Signed by Dr Musa Nakorji, director of the Trade and Exchange Department, the circular ties into earlier guidelines issued on January 31, 2024, which set out the framework for licensing and operations of IMTOs in Nigeria.
“The Central Bank of Nigeria on January 31, 2024, issued the revised guidelines for international money transfer services in Nigeria, which provided a framework for the licensing and operations of International Money Transfer Operators (IMTOs) in the country”, the circular read in parts.
Closing the Informal Channels
Under the new regulations, all inflows and payouts linked to international money transfers must be routed strictly through designated settlement accounts held with Authorised Dealer Banks (ADBs).
“All IMTOs are hereby directed to open Naira settlement accounts and ensure that all transactions are routed strictly through their designated settlement accounts, maintained with Authorised Dealer Banks (ADBs) in Nigeria,” the CBN stated.
The bank also clarified that these accounts can only be funded through legitimate remittance inflows and proceeds from foreign exchange conversions.
“Settlement accounts shall only be credited with remittance flows and proceeds of foreign exchange conversions by licensed IMTOs (or their agents) with authorised market participants in the Nigerian Foreign Exchange Market (NFEM),” the statement added.
To support operational flexibility, IMTOs are allowed to operate multiple settlement accounts across different banks.
“IMTOs may use their discretion to designate their existing accounts or open new settlement accounts and may operate accounts with multiple ADBs in line with their business strategy,” the bank said.
Real-Time Pricing: The End of Guesswork
The CBN also introduced a pricing guideline requiring IMTOs to reference real-time rates from the Bloomberg BMatch system when setting exchange rates.

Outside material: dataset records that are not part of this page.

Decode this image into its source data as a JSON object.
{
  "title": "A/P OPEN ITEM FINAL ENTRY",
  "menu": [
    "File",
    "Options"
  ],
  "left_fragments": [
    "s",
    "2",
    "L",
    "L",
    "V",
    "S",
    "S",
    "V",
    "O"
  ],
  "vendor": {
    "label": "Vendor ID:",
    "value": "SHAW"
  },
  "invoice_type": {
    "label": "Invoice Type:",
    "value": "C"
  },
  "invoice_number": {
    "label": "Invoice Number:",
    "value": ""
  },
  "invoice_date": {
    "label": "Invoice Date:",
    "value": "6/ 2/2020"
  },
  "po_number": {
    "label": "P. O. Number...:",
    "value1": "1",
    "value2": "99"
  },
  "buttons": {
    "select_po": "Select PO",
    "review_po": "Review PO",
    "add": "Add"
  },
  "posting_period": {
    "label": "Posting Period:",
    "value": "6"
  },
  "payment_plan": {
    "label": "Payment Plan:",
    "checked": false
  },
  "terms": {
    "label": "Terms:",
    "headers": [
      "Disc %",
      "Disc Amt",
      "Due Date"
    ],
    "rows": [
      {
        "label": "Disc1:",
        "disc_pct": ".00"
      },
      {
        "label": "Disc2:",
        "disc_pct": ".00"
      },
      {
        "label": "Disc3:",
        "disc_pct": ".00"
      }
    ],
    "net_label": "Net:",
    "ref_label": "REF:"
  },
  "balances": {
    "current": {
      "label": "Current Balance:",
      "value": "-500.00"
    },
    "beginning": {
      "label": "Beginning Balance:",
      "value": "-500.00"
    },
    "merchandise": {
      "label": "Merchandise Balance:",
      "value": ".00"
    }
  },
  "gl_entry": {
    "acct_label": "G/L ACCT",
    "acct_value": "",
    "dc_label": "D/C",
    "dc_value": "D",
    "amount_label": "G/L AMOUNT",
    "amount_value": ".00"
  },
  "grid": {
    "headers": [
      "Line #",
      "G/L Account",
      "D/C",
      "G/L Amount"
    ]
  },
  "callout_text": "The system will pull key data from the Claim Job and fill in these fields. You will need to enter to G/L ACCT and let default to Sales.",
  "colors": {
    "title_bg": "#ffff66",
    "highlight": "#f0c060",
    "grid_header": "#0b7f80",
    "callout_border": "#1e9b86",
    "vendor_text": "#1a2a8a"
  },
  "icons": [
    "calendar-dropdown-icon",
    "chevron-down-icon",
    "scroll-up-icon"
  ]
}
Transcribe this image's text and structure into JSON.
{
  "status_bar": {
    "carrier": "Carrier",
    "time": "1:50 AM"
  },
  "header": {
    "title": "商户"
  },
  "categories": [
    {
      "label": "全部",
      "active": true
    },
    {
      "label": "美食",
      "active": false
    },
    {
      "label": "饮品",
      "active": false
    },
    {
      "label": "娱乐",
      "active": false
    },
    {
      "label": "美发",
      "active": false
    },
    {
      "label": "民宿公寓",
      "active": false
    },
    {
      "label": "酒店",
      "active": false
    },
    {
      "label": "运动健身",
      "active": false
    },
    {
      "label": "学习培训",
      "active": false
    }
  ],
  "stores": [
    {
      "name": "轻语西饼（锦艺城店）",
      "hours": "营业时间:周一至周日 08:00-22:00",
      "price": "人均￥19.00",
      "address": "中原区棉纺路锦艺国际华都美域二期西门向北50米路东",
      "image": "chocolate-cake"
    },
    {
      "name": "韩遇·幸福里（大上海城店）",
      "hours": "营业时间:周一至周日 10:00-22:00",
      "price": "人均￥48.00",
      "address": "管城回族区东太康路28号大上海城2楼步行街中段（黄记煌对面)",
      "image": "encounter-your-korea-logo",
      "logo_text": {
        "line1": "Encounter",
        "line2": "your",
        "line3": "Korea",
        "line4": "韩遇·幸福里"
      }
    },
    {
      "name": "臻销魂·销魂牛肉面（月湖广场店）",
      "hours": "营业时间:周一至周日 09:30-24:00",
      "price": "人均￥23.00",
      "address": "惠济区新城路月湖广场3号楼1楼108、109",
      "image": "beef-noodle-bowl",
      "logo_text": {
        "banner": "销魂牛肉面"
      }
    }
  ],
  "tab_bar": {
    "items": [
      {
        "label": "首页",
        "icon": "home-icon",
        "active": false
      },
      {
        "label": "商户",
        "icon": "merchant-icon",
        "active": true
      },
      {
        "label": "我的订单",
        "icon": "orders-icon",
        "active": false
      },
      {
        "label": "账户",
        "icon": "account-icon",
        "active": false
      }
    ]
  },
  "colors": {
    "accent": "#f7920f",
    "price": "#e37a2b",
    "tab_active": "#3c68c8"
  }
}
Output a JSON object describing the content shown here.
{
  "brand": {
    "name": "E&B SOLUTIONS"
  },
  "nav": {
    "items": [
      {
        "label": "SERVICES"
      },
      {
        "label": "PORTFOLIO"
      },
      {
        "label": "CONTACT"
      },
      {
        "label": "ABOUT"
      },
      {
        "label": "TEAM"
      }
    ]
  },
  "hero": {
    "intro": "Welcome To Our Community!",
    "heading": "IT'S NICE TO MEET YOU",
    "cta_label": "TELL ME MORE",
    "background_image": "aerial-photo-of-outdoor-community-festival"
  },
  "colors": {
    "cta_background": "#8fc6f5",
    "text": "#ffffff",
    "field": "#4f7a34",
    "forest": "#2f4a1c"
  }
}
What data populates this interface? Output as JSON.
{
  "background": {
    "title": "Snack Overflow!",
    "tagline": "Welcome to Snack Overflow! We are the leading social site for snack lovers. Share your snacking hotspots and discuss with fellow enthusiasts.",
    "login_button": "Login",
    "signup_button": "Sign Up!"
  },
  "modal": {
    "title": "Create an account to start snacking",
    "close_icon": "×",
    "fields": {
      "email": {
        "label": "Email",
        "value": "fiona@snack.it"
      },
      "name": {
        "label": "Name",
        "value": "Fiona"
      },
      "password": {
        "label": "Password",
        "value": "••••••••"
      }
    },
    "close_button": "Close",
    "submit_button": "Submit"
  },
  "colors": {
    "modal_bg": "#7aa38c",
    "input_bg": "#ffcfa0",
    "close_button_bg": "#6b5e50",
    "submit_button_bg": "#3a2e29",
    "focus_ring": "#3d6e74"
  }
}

“IMTOs shall observe real-time market prices from the Bloomberg BMATCH and utilise this as guidance for pricing transactions with their customers and Authorised Dealers. This will: Improve price discovery. Reduce information asymmetry between IMTOs and banks. Encourage increased participation in the official FX market,” the statement added.
The development is expected to reduce wide rate disparities and improve transparency in how exchange rates are determined for remittances.
Compliance Deadline
The apex bank gave IMTOs until May 1, 2026, to comply with the new requirements. Operators are also required to maintain proper records in line with anti-money laundering and counter-terrorism financing regulations.
“All IMTOs are required to ensure full compliance with this directive and maintain adequate records of related transactions for regulatory review and audit purposes. IMTOs are reminded to maintain acceptable standards and comply with AML/CFT/CPF requirements,” the statement further added.
For Nigerians receiving money from abroad, the policy is expected to improve transparency and possibly narrow the gap between official and parallel market exchange rates.
For the economy at large, it is part of a goal to increase dollar supply within the formal system and improve stability in the foreign exchange market.